Mientras subo/bajo y doy vueltas por el mal llamado bosque, depositario de todos mis secretos, me ha dado por escuchar podcasts, audiolibros y/o entrevistas. Elijo a Vila-Matas al hablar con uruguayos, argentinos, españoles… Y yo, pues yo no dejo pasar la ocasión de sonreír cuando se refiere a quienes, desde que publican su primera línea, se sitúan en el Olimpo; allá arriba, donde reinan “los mejores”.  Recolector de citas, como su personaje Okusai en Esta bruma insensata, recuerda a nuestro querido crítico norteamericano, Edmund Wilson, cuando escribió que al publicar a los 25 de edad su Gran Gatsby,  Scott Fitzgerald “ya se comparaba con los mejores.” Y claro que era extraordinario que se comparara con los mejores -bromea Vila-Matas parafraseando a Wilson, “porque así podía sentarse en la cumbre y esperar a bajar”. Eso, como a tantos vemos amontonados en la cima del delirio y las ilusiones, indica la dimensión de sus pretensiones.

“Apuntar muy alto, pero ¿hacia dónde?” -dice-. Todo depende de las miras y las jerarquías de cada quién. Se puede, por ejemplo, apuntar a la medianía de Emilio Prados “un poeta español de quinta fila” -agrega citando ahora a Gabriel Ferrater-, y así caer hasta el subsuelo. Kafka no aspiraba ni a la solemnidad ni al estrellato; tampoco pretendió forjar universos, como lo ambicionó García Márquez, pero Kafka era Kafka a pesar de su extrema humildad, pues tuvo la lucidez de suponer que a los demás les importaba un pepino lo que él escribiera.
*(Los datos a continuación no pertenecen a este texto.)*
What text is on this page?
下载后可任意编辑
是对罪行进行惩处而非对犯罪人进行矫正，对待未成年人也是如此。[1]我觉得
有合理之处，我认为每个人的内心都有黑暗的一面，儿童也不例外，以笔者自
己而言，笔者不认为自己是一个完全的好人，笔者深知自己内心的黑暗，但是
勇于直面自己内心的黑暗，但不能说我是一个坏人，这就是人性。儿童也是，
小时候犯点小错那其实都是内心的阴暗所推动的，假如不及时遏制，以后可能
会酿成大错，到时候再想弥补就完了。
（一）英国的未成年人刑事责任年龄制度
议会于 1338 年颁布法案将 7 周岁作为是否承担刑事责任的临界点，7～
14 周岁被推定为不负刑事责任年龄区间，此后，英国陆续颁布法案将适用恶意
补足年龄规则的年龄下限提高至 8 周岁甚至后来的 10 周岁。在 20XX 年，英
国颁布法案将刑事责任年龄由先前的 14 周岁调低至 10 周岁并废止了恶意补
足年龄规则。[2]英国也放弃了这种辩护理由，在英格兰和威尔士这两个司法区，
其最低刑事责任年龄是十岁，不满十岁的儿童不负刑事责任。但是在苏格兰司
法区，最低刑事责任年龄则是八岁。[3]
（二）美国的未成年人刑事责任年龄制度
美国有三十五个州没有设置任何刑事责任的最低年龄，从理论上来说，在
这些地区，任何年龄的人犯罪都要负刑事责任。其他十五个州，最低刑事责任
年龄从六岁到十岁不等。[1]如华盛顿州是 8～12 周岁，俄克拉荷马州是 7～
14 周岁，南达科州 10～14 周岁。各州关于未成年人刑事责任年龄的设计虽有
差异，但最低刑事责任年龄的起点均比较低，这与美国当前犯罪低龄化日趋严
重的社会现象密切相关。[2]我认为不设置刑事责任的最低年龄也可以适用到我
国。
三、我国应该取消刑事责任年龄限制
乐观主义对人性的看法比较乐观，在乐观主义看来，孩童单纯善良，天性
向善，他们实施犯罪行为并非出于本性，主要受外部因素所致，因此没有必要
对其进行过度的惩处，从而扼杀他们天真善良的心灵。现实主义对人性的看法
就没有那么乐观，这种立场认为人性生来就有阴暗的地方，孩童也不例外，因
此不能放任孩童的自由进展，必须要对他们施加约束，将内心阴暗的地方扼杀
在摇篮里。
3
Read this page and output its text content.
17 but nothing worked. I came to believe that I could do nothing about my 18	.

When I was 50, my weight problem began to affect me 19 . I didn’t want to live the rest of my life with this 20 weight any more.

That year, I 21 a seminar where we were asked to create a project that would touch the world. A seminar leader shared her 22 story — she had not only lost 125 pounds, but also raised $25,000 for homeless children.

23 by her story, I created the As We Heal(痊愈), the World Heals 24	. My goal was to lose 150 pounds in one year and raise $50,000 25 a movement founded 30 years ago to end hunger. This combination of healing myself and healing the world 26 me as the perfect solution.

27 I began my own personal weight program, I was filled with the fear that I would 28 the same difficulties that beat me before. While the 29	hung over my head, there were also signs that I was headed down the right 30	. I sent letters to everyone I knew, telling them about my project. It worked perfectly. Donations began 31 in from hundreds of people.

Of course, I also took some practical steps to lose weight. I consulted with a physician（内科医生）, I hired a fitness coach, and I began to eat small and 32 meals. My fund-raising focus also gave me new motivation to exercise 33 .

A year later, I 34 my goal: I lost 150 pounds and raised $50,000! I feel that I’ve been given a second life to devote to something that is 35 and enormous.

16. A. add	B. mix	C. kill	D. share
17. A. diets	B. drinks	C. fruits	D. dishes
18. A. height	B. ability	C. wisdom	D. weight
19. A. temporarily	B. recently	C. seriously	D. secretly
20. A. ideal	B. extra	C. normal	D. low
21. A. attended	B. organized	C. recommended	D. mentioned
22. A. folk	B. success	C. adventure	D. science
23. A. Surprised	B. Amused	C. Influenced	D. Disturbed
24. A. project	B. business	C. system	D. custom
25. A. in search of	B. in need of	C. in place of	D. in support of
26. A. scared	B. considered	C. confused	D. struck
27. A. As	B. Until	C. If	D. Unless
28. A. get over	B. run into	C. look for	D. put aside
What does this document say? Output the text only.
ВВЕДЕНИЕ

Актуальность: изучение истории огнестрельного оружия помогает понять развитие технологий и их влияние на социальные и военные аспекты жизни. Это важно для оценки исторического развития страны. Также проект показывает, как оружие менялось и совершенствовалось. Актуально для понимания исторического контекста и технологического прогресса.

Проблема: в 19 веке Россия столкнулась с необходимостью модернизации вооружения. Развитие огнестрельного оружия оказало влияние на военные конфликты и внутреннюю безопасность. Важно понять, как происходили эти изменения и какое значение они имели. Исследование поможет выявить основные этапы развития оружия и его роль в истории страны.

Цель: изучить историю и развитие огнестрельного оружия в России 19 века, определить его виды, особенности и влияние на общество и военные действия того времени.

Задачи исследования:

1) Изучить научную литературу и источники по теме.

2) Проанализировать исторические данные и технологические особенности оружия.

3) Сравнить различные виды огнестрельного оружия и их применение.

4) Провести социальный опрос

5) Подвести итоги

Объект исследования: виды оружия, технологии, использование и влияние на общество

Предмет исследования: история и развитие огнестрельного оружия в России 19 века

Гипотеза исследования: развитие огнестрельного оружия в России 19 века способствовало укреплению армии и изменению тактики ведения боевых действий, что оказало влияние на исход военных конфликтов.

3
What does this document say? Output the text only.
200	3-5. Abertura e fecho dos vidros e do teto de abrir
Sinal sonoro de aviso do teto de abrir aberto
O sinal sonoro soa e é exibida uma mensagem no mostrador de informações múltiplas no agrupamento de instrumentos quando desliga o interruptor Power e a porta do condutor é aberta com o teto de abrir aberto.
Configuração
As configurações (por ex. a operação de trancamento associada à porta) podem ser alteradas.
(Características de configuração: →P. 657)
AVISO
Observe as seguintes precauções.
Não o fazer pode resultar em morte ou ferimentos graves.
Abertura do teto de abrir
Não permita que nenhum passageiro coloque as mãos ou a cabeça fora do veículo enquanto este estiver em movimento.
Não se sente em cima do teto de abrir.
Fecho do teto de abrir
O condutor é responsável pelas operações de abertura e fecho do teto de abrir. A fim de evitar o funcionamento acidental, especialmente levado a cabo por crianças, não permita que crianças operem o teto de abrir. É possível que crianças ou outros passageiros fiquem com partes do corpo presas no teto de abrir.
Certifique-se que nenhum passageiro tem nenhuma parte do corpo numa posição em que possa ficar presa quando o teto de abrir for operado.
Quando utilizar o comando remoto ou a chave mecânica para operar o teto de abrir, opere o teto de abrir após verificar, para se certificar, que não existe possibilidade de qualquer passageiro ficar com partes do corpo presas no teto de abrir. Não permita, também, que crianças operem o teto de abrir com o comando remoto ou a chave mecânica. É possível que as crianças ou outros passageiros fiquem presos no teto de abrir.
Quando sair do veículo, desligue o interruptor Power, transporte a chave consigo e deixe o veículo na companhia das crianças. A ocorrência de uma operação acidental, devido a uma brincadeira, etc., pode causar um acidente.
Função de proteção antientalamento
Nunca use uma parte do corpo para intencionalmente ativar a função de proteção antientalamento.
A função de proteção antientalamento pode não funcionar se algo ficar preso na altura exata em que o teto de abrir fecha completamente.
Lo demás es historia… Esa cuestión de pesos, miras, ambiciones, alturas y medidas es cosa tan frecuente y sugestiva que atesora un sinfín de historias alrededor de las pretensiones.

Al escuchar esto y más durante mis caminatas siento que una tras otra se despiertan con nerviosismo en mi memoria las Biografías clandestinas que me acompañan desde sabe Dios cuando.  Unas escritas, las más inéditas y otras en proceso, sobre todo cuando el insomnio es más implacable, les da por pincharme la punta de los dedos. Entonces confirmo que hay desconocidos que se extrañan. Eso me ocurre con Enrique Vila-Matas.